M. POUTINE a publié jeudi dernier dans « le New York Times » une tribune dans laquelle il se contente, dans un langage aimable, de montrer que les Américains et les Européens se tompent sur toute la ligne à propos du régime de Damas. Il réaffirme, contre des preuves pratiquement impossibles à réfuter, que ce sont les insurgés syriens qui ont utilisé des armes chimiques. Il préjuge donc du résultat de la négociation qu’il vient d’ouvrir à Genève avec les États-Unis : si Bachar Al-Assad est « innocent », qualificatif absurde pour un dictateur qui a déclenché une guerre civile ayant causé la mort de 100 000 civils et l’exil de 2 millions de ses concitoyens, pourquoi devrait-il détruire des armes chimiques qu’il n’est pas seul à détenir dans le monde ? M. Poutine dénonce la brutalité des « États-Unis », comme si lui, ce saint homme, ne truquait pas les élections, n’éliminait pas ses opposants en les envoyant en prison, n’avait pas résolu la crise de Tchétchénie en y faisant tuer près de 100 000 civils, ne se nourrissait pas de la corruption, n’éprouvait aucune honte à soutenir un régime syrien qui bat des records de cruauté et de sadisme.
Bien et mal.
Il envoie un message au monde : la notion de bien et de mal est floue. Bachar est un criminel, mais les rebelles syriens seraient pires que lui, d’autant qu’ils emploient des armes chimiques n’est-ce pas ? L’Amérique et l’Europe ne font que défendre leurs zones d’influence au détriment des peuples arabes. Peu importe qu’elles combattent, comme lui, le djihadisme. Elles utilisent la force pure et ne poursuivent que leur intérêt. Par comparaison, la Russie est un pays idyllique qui a, en quelque sorte, réformé la démocratie, ou en a inventé une autre, celle qui s’agglomère autour d’un homme fort (comme lui, Poutine) et qui, pour s’épanouir, s’appuie sur des stratagèmes machiavéliques, comme la fleur pousse sur le fumier. Cet homme-là est dangereux, car il prétend offrir un autre modèle susceptible de séduire les anti-américains de tout bord, à commencer par les Égyptiens qui, ayant procédé à un coup d’État militaire pour arracher le pouvoir aux islamistes, ne digèrent pas l’analyse qu’en fait le Département d’État ; lequel constate, bien malgré lui, les failles de la révolution arabe.
M. Poutine trouve en France des gens qui le désapprouvent guère, comme Dominique de Villepin, dont l’anti-américanisme viscéral se teinte maintenant de sympathie pour le président russe.
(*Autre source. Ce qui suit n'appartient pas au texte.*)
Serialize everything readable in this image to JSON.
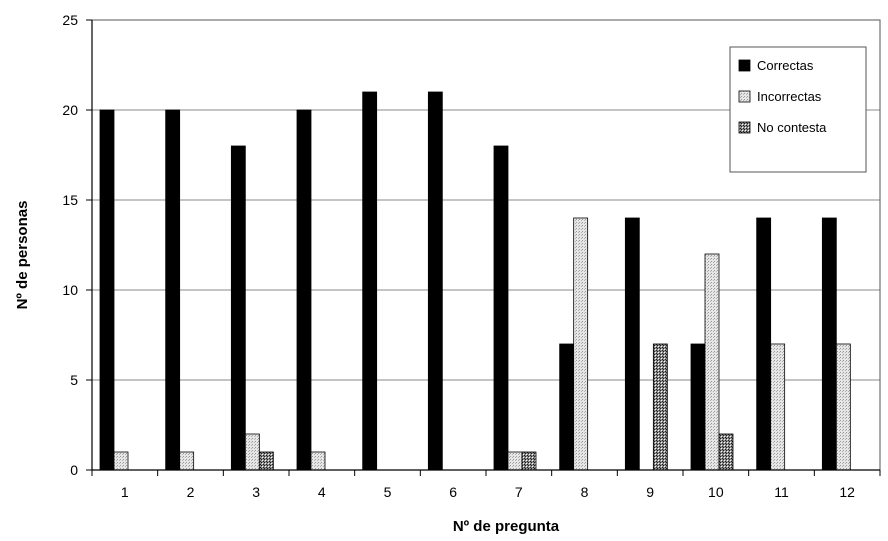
{
  "chart_data": {
    "type": "bar",
    "title": "",
    "xlabel": "Nº de pregunta",
    "ylabel": "Nº de personas",
    "ylim": [
      0,
      25
    ],
    "yticks": [
      0,
      5,
      10,
      15,
      20,
      25
    ],
    "grid": true,
    "legend_position": "top-right",
    "categories": [
      "1",
      "2",
      "3",
      "4",
      "5",
      "6",
      "7",
      "8",
      "9",
      "10",
      "11",
      "12"
    ],
    "series": [
      {
        "name": "Correctas",
        "color": "#000000",
        "pattern": "solid",
        "values": [
          20,
          20,
          18,
          20,
          21,
          21,
          18,
          7,
          14,
          7,
          14,
          14
        ]
      },
      {
        "name": "Incorrectas",
        "color": "#d9d9d9",
        "pattern": "light-dots",
        "values": [
          1,
          1,
          2,
          1,
          0,
          0,
          1,
          14,
          0,
          12,
          7,
          7
        ]
      },
      {
        "name": "No contesta",
        "color": "#7a7a7a",
        "pattern": "crosshatch",
        "values": [
          0,
          0,
          1,
          0,
          0,
          0,
          1,
          0,
          7,
          2,
          0,
          0
        ]
      }
    ]
  }
}
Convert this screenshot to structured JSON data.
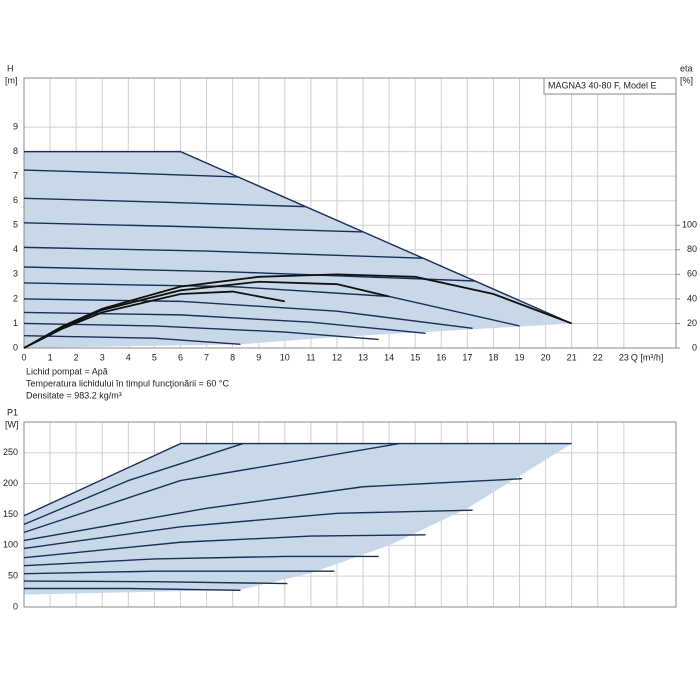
{
  "chart_data": [
    {
      "type": "line",
      "model_label": "MAGNA3 40-80 F, Model E",
      "ylabel": "H",
      "yunit": "[m]",
      "y2label": "eta",
      "y2unit": "[%]",
      "xlabel": "Q [m³/h]",
      "xlim": [
        0,
        25
      ],
      "xticks": [
        0,
        1,
        2,
        3,
        4,
        5,
        6,
        7,
        8,
        9,
        10,
        11,
        12,
        13,
        14,
        15,
        16,
        17,
        18,
        19,
        20,
        21,
        22,
        23
      ],
      "ylim": [
        0,
        11
      ],
      "yticks": [
        0,
        1,
        2,
        3,
        4,
        5,
        6,
        7,
        8,
        9
      ],
      "y2lim": [
        0,
        220
      ],
      "y2ticks": [
        0,
        20,
        40,
        60,
        80,
        100
      ],
      "grid": true,
      "notes": [
        "Lichid pompat = Apă",
        "Temperatura lichidului în timpul funcţionării = 60 °C",
        "Densitate = 983.2 kg/m³"
      ],
      "area": {
        "color": "#c9d8e8",
        "x": [
          0,
          6,
          21,
          17,
          12,
          8.3,
          0
        ],
        "values": [
          8,
          8,
          1,
          0.75,
          0.45,
          0.15,
          0
        ]
      },
      "series": [
        {
          "color": "#1a2e57",
          "x": [
            0,
            6,
            21
          ],
          "values": [
            8,
            8,
            1
          ]
        },
        {
          "color": "#1a2e57",
          "x": [
            0,
            4,
            8.2
          ],
          "values": [
            7.25,
            7.12,
            6.97
          ]
        },
        {
          "color": "#1a2e57",
          "x": [
            0,
            5,
            10.8
          ],
          "values": [
            6.1,
            5.95,
            5.76
          ]
        },
        {
          "color": "#1a2e57",
          "x": [
            0,
            6,
            13
          ],
          "values": [
            5.1,
            4.95,
            4.73
          ]
        },
        {
          "color": "#1a2e57",
          "x": [
            0,
            7,
            15.3
          ],
          "values": [
            4.1,
            3.95,
            3.66
          ]
        },
        {
          "color": "#1a2e57",
          "x": [
            0,
            8,
            17.3
          ],
          "values": [
            3.3,
            3.1,
            2.73
          ]
        },
        {
          "color": "#1a2e57",
          "x": [
            0,
            8,
            14,
            19
          ],
          "values": [
            2.65,
            2.5,
            2.1,
            0.9
          ]
        },
        {
          "color": "#1a2e57",
          "x": [
            0,
            6,
            12,
            17.2
          ],
          "values": [
            2,
            1.9,
            1.5,
            0.8
          ]
        },
        {
          "color": "#1a2e57",
          "x": [
            0,
            6,
            11,
            15.4
          ],
          "values": [
            1.45,
            1.35,
            1.05,
            0.6
          ]
        },
        {
          "color": "#1a2e57",
          "x": [
            0,
            5,
            10,
            13.6
          ],
          "values": [
            1,
            0.9,
            0.65,
            0.35
          ]
        },
        {
          "color": "#1a2e57",
          "x": [
            0,
            5,
            8.3
          ],
          "values": [
            0.5,
            0.4,
            0.15
          ]
        },
        {
          "color": "#111111",
          "axis": "y2",
          "x": [
            0,
            1.5,
            3,
            6,
            9,
            12,
            15,
            18,
            21
          ],
          "values": [
            0,
            18,
            32,
            50,
            58,
            60,
            58,
            44,
            20
          ]
        },
        {
          "color": "#111111",
          "axis": "y2",
          "x": [
            0,
            1.5,
            3,
            6,
            9,
            12,
            14
          ],
          "values": [
            0,
            17,
            31,
            47,
            54,
            52,
            42
          ]
        },
        {
          "color": "#111111",
          "axis": "y2",
          "x": [
            0,
            1.5,
            3,
            6,
            8,
            10
          ],
          "values": [
            0,
            16,
            29,
            44,
            46,
            38
          ]
        }
      ]
    },
    {
      "type": "line",
      "ylabel": "P1",
      "yunit": "[W]",
      "xlim": [
        0,
        25
      ],
      "ylim": [
        0,
        300
      ],
      "yticks": [
        0,
        50,
        100,
        150,
        200,
        250
      ],
      "grid": true,
      "area": {
        "color": "#c9d8e8",
        "x": [
          0,
          6,
          21,
          17,
          14,
          11,
          8.3,
          0
        ],
        "values": [
          148,
          265,
          265,
          160,
          100,
          55,
          28,
          20
        ]
      },
      "series": [
        {
          "color": "#1a2e57",
          "x": [
            0,
            6,
            21
          ],
          "values": [
            148,
            265,
            265
          ]
        },
        {
          "color": "#1a2e57",
          "x": [
            0,
            4,
            8.4
          ],
          "values": [
            134,
            205,
            265
          ]
        },
        {
          "color": "#1a2e57",
          "x": [
            0,
            6,
            14.4
          ],
          "values": [
            121,
            205,
            265
          ]
        },
        {
          "color": "#1a2e57",
          "x": [
            0,
            7,
            13,
            19.1
          ],
          "values": [
            108,
            160,
            195,
            208
          ]
        },
        {
          "color": "#1a2e57",
          "x": [
            0,
            6,
            12,
            17.2
          ],
          "values": [
            95,
            130,
            152,
            157
          ]
        },
        {
          "color": "#1a2e57",
          "x": [
            0,
            6,
            11,
            15.4
          ],
          "values": [
            80,
            105,
            115,
            117
          ]
        },
        {
          "color": "#1a2e57",
          "x": [
            0,
            5,
            10,
            13.6
          ],
          "values": [
            67,
            78,
            82,
            82
          ]
        },
        {
          "color": "#1a2e57",
          "x": [
            0,
            5,
            11.9
          ],
          "values": [
            54,
            58,
            58
          ]
        },
        {
          "color": "#1a2e57",
          "x": [
            0,
            5,
            10.1
          ],
          "values": [
            42,
            41,
            38
          ]
        },
        {
          "color": "#1a2e57",
          "x": [
            0,
            4,
            8.3
          ],
          "values": [
            30,
            30,
            27
          ]
        }
      ]
    }
  ]
}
L’ancien Premier ministre et ancien pourfendeur de l’intervention militaire américaine en Irak continue, avec d’autres, en France, en Europe et à l’ONU, à réclamer des négociations de paix, bien qu’elles aient déjà échoué et que les frappes contre Damas aient été envisagées précisément parce qu’il n’y avait aucune ouverture diplomatique possible. Voilà que M. Poutine apparaît soudain pour nous dire qu’elle existe, mais il n’a pas plus tôt accompli son coup de théâtre qu’il pose ses conditions. Avec lui, on peut négocier sur la base du maintien de Bachar au pouvoir et de l’usage par les insurgés des armes chimiques. Il a pris un avantage dans le match et il veut le pousser. S’il parvient à ses fins, il s’empressera de démontrer que, décidément, le système russe est le meilleur du monde et que nous devons tous adopter les valeurs du poutinisme.
Ni François Hollande, ni Barack Obama, heureusement, ne sont dupes ni inconscients de la manœuvre à laquelle se livre le président russe. Mais s’il s’en tient au contenu de son article dans « le New York Times », la négociation aboutira à un désaccord et le problème de l’intervention militaire restera entier. M. Poutine dira alors que nous préférons la guerre à la paix et que nous ferions mieux de combattre l’intégrisme par dictateurs interposés. C’est mal parti. Le sentiment de l’opinion mondiale est que les frappes contre la Syrie ne sont plus à l’ordre du jour. Il sera presque impossible de les envisager de nouveau. Poutine a déjà gagné la partie.